Here’s some rough rules of thumb:
- 10 kWh = 35 miles range.
- 30 kWh battery (Nissan Leaf) = 105 miles motorway range (guesstimate).
- 64 kWh battery (Kona Premium) = 224 miles motorway range (fairly accurate).
We have a 64kWh battery, so we usually plan to stop every 200 miles or so. We can then push further or stop sooner as required by the route and battery level.
Cross country A roads are better, as is driving in the inside lane of the motorway.
Speeds above 60 mph will use the battery power faster, and city speeds will only sip the juice very slowly.
The ideal long range efficiency vs speed ratio is the same as for petrol vehicles – around 55-60mph. This is why cross country A roads are ideal for EV driving efficiency.
The 20-80 Rule
The fastest charging occurs between a 20-80% state-of-charge on the battery. As such, to minimize time on charging stops, you can plan to keep the battery between these levels during your charge stops.
If you are pressed for time, just charge up to 80%, and continue on to the next charger. If you have more time, it doesn’t hurt to let the car charge more, but it will get slower and slower at charging, the closer to 100% you get.
Usually I set the car to charge up to 90 or 100%, and allow it to charge more if we have time. If we come back to the car before it’s reached 90% then we can leave early or not, depending on how we feel at the time.
Waiting for the last 10% is usually slow, so we don’t bother.
When To Unplug
I have a helpful tip for you here. Check the Fastned database on your car – click “Can I fast charge my car”, then choose your vehicle. Next click “Charging tips for this model”. You will find a wealth of information, including a charging time graph.
These are different for each car, because they are software controlled.
For our car, you can see the rate drops down in steps – as such, you can see that around 75%, 78% or 90% are good times to unplug, because the charge rate drops down there. This is not necessarily typical – some models have an even curve, and some step the charge rate at different states of charge.
Here’s a typical charge prediction on our Kona on a rapid charger in Edinburgh, from 10-80% – predicted to take 1 hour 7m.

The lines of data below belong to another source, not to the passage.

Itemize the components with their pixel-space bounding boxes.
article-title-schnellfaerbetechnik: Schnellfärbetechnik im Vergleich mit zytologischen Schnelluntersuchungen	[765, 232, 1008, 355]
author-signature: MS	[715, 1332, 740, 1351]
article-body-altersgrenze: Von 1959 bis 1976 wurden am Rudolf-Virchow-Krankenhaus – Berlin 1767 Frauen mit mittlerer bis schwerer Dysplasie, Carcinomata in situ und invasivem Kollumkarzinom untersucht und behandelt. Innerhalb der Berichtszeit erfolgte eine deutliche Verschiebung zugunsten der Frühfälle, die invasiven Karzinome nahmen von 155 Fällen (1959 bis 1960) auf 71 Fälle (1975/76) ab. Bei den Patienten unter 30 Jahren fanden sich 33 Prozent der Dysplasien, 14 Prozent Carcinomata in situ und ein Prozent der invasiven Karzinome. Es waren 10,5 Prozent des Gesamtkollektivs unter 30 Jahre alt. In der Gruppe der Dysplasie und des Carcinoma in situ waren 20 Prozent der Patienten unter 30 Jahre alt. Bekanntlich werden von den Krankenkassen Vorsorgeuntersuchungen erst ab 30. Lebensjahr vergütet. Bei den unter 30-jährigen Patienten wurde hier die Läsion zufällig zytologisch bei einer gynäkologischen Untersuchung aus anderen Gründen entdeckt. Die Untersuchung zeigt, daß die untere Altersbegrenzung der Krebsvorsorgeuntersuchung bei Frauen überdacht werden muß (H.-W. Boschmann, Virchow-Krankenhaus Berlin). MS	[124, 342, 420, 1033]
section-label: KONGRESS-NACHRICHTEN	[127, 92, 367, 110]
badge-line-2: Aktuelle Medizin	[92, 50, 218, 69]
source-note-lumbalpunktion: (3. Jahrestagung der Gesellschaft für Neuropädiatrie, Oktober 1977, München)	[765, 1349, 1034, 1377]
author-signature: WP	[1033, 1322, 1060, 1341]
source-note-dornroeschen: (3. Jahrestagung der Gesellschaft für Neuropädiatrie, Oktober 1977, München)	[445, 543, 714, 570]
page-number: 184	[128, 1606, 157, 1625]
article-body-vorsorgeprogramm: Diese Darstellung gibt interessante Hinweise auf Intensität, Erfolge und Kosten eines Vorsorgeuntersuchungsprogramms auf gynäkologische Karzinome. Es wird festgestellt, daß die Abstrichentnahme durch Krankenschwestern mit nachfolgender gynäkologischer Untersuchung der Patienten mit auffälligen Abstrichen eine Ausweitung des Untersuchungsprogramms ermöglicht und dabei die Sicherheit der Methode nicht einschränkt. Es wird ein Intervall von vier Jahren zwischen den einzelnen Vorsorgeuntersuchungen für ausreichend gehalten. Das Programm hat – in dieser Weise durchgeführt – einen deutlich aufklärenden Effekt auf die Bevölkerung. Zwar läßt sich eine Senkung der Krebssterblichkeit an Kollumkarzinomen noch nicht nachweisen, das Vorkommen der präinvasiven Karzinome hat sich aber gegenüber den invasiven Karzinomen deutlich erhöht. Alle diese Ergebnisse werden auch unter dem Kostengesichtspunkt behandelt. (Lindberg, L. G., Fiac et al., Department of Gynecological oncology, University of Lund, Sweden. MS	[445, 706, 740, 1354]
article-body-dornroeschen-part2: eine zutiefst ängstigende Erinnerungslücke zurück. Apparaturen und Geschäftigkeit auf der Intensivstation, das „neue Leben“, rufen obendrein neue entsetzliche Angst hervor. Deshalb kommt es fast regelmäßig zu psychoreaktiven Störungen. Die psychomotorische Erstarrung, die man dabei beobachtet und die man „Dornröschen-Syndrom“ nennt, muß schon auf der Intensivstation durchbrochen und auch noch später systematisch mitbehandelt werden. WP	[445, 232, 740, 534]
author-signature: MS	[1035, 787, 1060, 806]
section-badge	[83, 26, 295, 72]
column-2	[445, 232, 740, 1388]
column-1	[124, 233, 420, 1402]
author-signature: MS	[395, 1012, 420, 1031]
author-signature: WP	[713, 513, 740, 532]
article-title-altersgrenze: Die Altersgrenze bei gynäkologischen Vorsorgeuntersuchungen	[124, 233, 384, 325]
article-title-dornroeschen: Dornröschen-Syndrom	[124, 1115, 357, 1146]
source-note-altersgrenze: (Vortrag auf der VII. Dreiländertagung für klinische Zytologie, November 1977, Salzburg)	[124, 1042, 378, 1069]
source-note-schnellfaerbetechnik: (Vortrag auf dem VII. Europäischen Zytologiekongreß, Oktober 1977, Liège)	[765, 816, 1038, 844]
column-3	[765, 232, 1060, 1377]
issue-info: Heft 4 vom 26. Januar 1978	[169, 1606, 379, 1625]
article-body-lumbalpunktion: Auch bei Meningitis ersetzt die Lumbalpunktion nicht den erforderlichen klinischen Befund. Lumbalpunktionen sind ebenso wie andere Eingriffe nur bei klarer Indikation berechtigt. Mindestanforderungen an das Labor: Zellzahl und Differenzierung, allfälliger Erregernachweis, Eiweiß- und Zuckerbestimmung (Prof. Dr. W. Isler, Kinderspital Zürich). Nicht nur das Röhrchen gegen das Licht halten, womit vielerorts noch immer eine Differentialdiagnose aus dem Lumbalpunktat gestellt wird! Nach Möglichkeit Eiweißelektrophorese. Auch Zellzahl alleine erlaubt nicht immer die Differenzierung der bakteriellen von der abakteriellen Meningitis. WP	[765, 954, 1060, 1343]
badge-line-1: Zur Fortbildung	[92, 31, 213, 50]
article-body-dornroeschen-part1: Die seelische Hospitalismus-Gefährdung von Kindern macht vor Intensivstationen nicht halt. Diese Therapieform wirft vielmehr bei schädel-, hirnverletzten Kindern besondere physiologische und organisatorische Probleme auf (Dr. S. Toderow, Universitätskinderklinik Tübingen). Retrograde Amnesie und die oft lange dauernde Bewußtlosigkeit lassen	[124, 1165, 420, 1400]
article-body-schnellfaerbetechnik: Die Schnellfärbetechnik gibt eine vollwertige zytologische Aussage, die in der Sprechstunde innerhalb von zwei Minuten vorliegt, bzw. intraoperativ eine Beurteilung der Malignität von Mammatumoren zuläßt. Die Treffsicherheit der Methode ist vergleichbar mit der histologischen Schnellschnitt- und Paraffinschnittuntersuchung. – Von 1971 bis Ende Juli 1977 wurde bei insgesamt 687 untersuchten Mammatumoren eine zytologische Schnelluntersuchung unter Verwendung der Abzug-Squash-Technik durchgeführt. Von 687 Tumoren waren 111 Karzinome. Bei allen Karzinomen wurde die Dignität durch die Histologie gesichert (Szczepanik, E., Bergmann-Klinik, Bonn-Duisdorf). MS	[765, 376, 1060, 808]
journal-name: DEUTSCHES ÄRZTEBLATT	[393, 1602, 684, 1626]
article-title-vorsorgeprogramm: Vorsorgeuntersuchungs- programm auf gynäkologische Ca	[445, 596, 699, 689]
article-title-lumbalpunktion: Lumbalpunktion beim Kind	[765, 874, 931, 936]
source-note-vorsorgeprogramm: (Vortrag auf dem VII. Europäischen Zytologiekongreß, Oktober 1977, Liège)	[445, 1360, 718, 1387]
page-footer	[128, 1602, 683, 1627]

You can see the current charge rate is 38kW. It could be quicker or slower depending on the charger and battery temperature.
Planning Your Route
When you are going on a long trip in an EV, planning is important. You should look at the range of your car, and the distance you are planning to travel, and how long/where you will need to charge on the way. The best way to do this is to plan to stop for meals or toilet breaks at the same time as you charge, so you are not sitting around waiting.
ZapMap is the best app I’ve found for finding chargers and for route planning. The interface is not perfect and could use some UI improvements, but the power of the app is excellent. It can tell you when charge points are occupied or available, and allows users to report problems.
I use it extensively, when in and out of the car to plan journeys. ZapMap can also help with the 20-80 rule I mentioned earlier – it will optimise charging stops to try to use this rule of thumb.
There are also alternatives like Plugshare, which I also like, but ZapMap is general more extensive for the UK and widely used in this country.
The only missing feature I find with these is they don’t yet work with Apple Carplay or Android Auto.
Each network often has their own app too, but they usually only show their own chargers. This isn’t very helpful really, since individual networks don’t achieve ideal coverage across the UK at the moment.
Recent versions of Google Maps also show charging locations! We usually use Google Maps for navigation, so this very useful. They also show availability where they have this data, but don’t have the social features and fault reporting features that ZapMap and Plugshare offer. I use a combination of Zap-Map to find the chargers, and then Google Maps to navigate via them.